Ever since Zelens reformulated its products to take out the fullerenes C60, I've been meaning to take a look at Dr Brandt's Lineless Cream in which this powerful anti-oxidant is still a key ingredient.
Zelens, a UK company, stopped using fullerenes after a furore in the press that was mostly kicked off by Consumer Reports. The Nobel Prize-winning discoverer of fullerenes was quoted as huffily saying that cosmetic cream was trivial and he would err on the conservative before using it on the skin. All of which is not quite the same as saying it isn't safe for topical use and there doesn't seem to be any hard evidence that it isn't. Still Zelens clearly didn't want the aggravation.

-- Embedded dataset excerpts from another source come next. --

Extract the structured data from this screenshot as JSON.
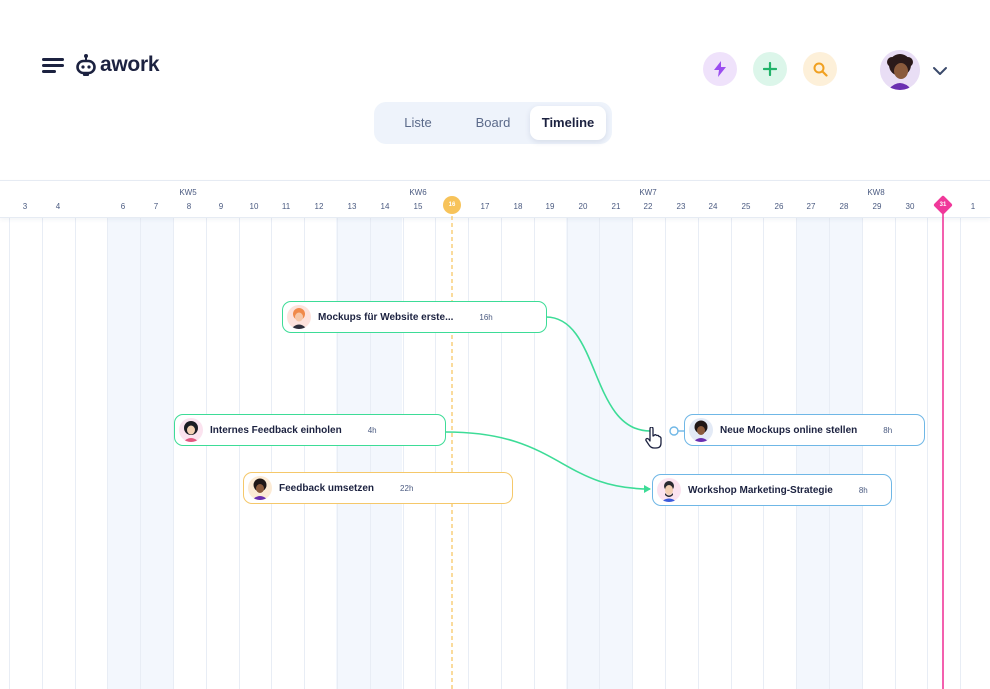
{
  "app": {
    "logo_text": "awork"
  },
  "header": {
    "icons": [
      "menu-icon",
      "lightning-icon",
      "plus-icon",
      "search-icon",
      "chevron-down-icon"
    ],
    "colors": {
      "lightning_bg": "#efe2fb",
      "lightning_fg": "#9b4df0",
      "plus_bg": "#dcf6ea",
      "plus_fg": "#22b36a",
      "search_bg": "#fdf0d9",
      "search_fg": "#f0a020"
    }
  },
  "tabs": [
    {
      "label": "Liste",
      "active": false
    },
    {
      "label": "Board",
      "active": false
    },
    {
      "label": "Timeline",
      "active": true
    }
  ],
  "timeline": {
    "weeks": [
      "KW5",
      "KW6",
      "KW7",
      "KW8"
    ],
    "days": [
      "3",
      "4",
      "6",
      "7",
      "8",
      "9",
      "10",
      "11",
      "12",
      "13",
      "14",
      "15",
      "16",
      "17",
      "18",
      "19",
      "20",
      "21",
      "22",
      "23",
      "24",
      "25",
      "26",
      "27",
      "28",
      "29",
      "30",
      "31",
      "1"
    ],
    "today": "16",
    "deadline": "31",
    "today_color": "#f7c35a",
    "deadline_color": "#f0389a"
  },
  "tasks": [
    {
      "name": "Mockups für Website erste...",
      "hours": "16h",
      "color": "#3ddc97"
    },
    {
      "name": "Internes Feedback einholen",
      "hours": "4h",
      "color": "#3ddc97"
    },
    {
      "name": "Feedback umsetzen",
      "hours": "22h",
      "color": "#f5c86a"
    },
    {
      "name": "Neue Mockups online stellen",
      "hours": "8h",
      "color": "#6fb7e6"
    },
    {
      "name": "Workshop Marketing-Strategie",
      "hours": "8h",
      "color": "#6fb7e6"
    }
  ]
}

Fullerenes C60 is sometimes described as the most powerful anti-oxidant known to man and is dubbed the radical scavenger. So until the safety concerns become more coherent, it seems to be worth looking out for. Having said that, I'm not a huge fan of Dr Brandt's products.
They often seem to have an inordinate amount of the things that make a cream a cream: emollients, thickeners and emusifers and the like. Lineless Cream is no exception. It also has at least three silicones for that my-skin-feels-so-soft-feeling that is, well, just skin deep.
Lineless Cream does have some good things besides fullerenes. There is collagen, extracts of tea, algae, vitamin C and something called methylsilanol hydroxyproline aspartate, which is a protein in collagen and elastin.